Sin
- First edition (Russian)
- Author: Zakhar Prilepin
- Original title: Грех
- Language: Russian
- Publisher: Vargius
- Publication date: 2007
- Publication place: Russia
- Published in English: 2012
- ISBN: 978-9-08-182393-7

= Sin (Prilepin novel) =

Sin (Грех) is a 2007 short story cycle (sometimes regarded as a novel) by the Russian writer Zakhar Prilepin. Like many of his books, it explores the disturbing connection between sex and violence, between killing and sexual awakening, in an endless loop.

== Synopsis ==
Sin is a cycle of interlinked stories that, taken together, trace the life of a man named Zakhar. The reader follows his growth from early childhood, when, as the youngest among the neighborhood boys, he experiences a traumatic event — the death of a friend. With the exception of two pieces, the stories are all told in the first person.

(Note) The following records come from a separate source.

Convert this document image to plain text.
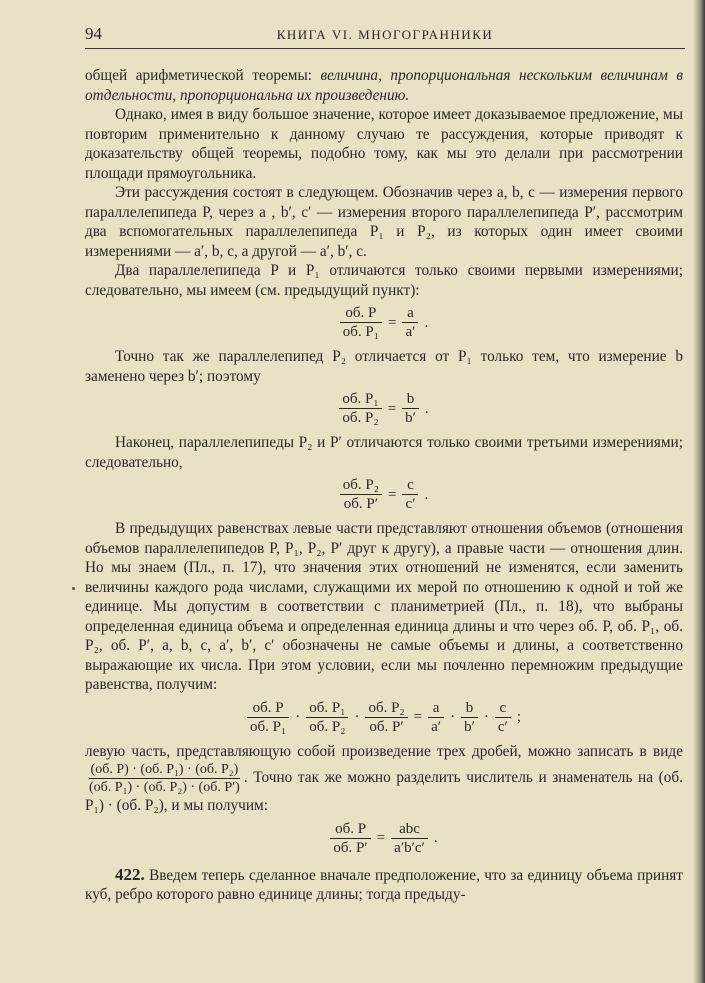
94	КНИГА VI. МНОГОГРАННИКИ

общей арифметической теоремы: величина, пропорциональная нескольким величинам в отдельности, пропорциональна их произведению.

Однако, имея в виду большое значение, которое имеет доказываемое предложение, мы повторим применительно к данному случаю те рассуждения, которые приводят к доказательству общей теоремы, подобно тому, как мы это делали при рассмотрении площади прямоугольника.

Эти рассуждения состоят в следующем. Обозначив через a, b, c — измерения первого параллелепипеда P, через a , b′, c′ — измерения второго параллелепипеда P′, рассмотрим два вспомогательных параллелепипеда P₁ и P₂, из которых один имеет своими измерениями — a′, b, c, а другой — a′, b′, c.

Два параллелепипеда P и P₁ отличаются только своими первыми измерениями; следовательно, мы имеем (см. предыдущий пункт):

$\frac{об. P}{\text{об. P₁}} = \frac{a}{a'}$ .

Точно так же параллелепипед P₂ отличается от P₁ только тем, что измерение b заменено через b′; поэтому

$\frac{\text{об. P₁}}{\text{об. P₂}} = \frac{b}{b'}$ .

Наконец, параллелепипеды P₂ и P′ отличаются только своими третьими измерениями; следовательно,

$\frac{\text{об. P₂}}{об. P'} = \frac{c}{c'}$ .

В предыдущих равенствах левые части представляют отношения объемов (отношения объемов параллелепипедов P, P₁, P₂, P′ друг к другу), а правые части — отношения длин. Но мы знаем (Пл., п. 17), что значения этих отношений не изменятся, если заменить величины каждого рода числами, служащими их мерой по отношению к одной и той же единице. Мы допустим в соответствии с планиметрией (Пл., п. 18), что выбраны определенная единица объема и определенная единица длины и что через об. P, об. P₁, об. P₂, об. P′, a, b, c, a′, b′, c′ обозначены не самые объемы и длины, а соответственно выражающие их числа. При этом условии, если мы почленно перемножим предыдущие равенства, получим:

$\frac{об. P}{\text{об. P₁}} \cdot \frac{\text{об. P₁}}{\text{об. P₂}} \cdot \frac{\text{об. P₂}}{об. P'} = \frac{a}{a'} \cdot \frac{b}{b'} \cdot \frac{c}{c'}$ ;

левую часть, представляющую собой произведение трех дробей, можно записать в виде
$\frac{\text{(об. P) · (об. P₁) · (об. P₂)}}{\text{(об. P₁) · (об. P₂) · (об. P′)}}$ . Точно так же можно разделить числитель и знаменатель на (об. P₁) · (об. P₂), и мы получим:

$\frac{об. P}{об. P'} = \frac{\text{abc}}{a'b'c'}$ .

422. Введем теперь сделанное вначале предположение, что за единицу объема принят куб, ребро которого равно единице длины; тогда предыду-
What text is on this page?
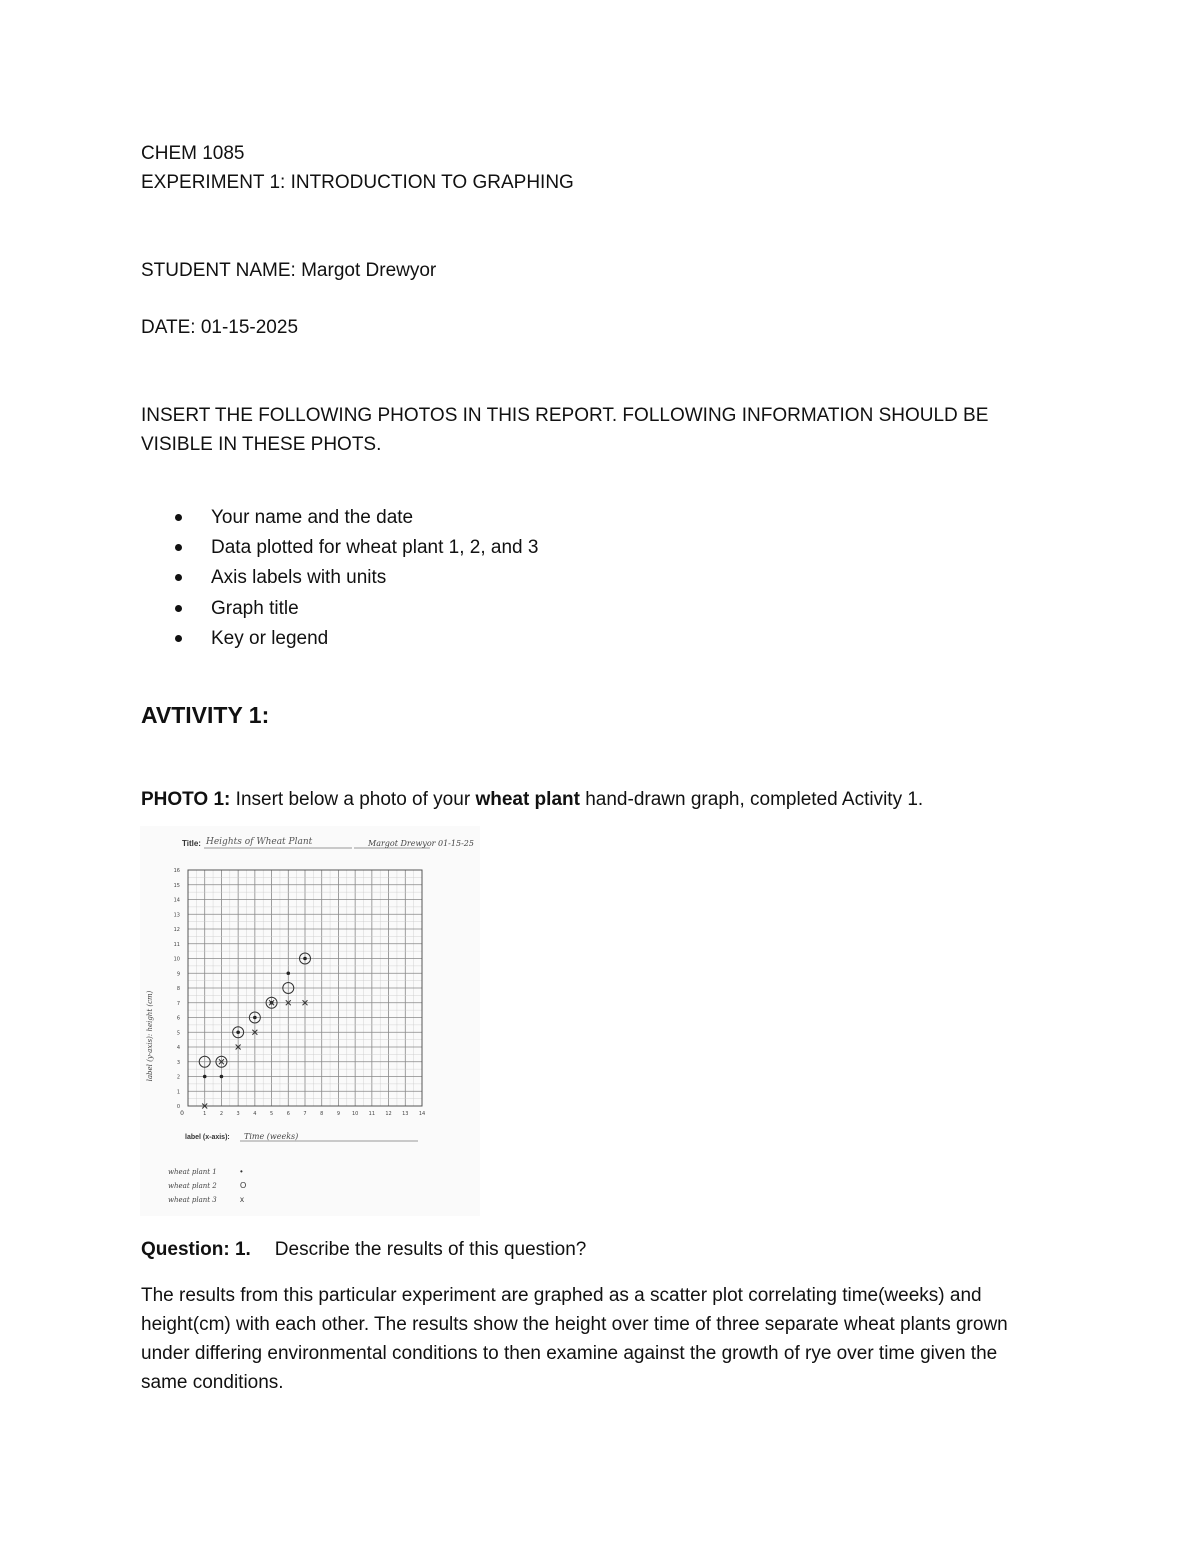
CHEM 1085
EXPERIMENT 1: INTRODUCTION TO GRAPHING
STUDENT NAME: Margot Drewyor
DATE: 01-15-2025
INSERT THE FOLLOWING PHOTOS IN THIS REPORT. FOLLOWING INFORMATION SHOULD BE
VISIBLE IN THESE PHOTS.
Your name and the date
Data plotted for wheat plant 1, 2, and 3
Axis labels with units
Graph title
Key or legend
AVTIVITY 1:
PHOTO 1: Insert below a photo of your wheat plant hand-drawn graph, completed Activity 1.
Title: Heights of Wheat Plant	Margot Drewyor 01-15-25
0
1
2
3
4
5
6
7
8
9
10
11
12
13
14
15
16
1	2	3	4	5	6	7	8	9 10 11 12 13 14
0
label (y-axis): height (cm)
label (x-axis): Time (weeks)
wheat plant 1	•
wheat plant 2	O
wheat plant 3	x
Question: 1. Describe the results of this question?
The results from this particular experiment are graphed as a scatter plot correlating time(weeks) and height(cm) with each other. The results show the height over time of three separate wheat plants grown under differing environmental conditions to then examine against the growth of rye over time given the same conditions.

Zakhar’s youth is marked by a powerful yet forbidden feeling — his infatuation with a cousin — which ultimately leads him to an important moral realization: the need to avoid sin. As an adult, his life becomes harsh and unsettled. He scrapes by on odd jobs, working as a bar bouncer, a loader, even a gravedigger, while drinking heavily. At one point, he nearly resolves to take a desperate step and join the French Foreign Legion, but abandons the idea in the end.

Zakhar’s life takes a dramatic turn once he starts a family. At first, he lives with the woman he loves; later, he raises two sons. Yet the weight of financial responsibility forces him, despite his deep aversion, back into the job of a bouncer. His story ends tragically: he is sent on an assignment to Chechnya, where he is killed.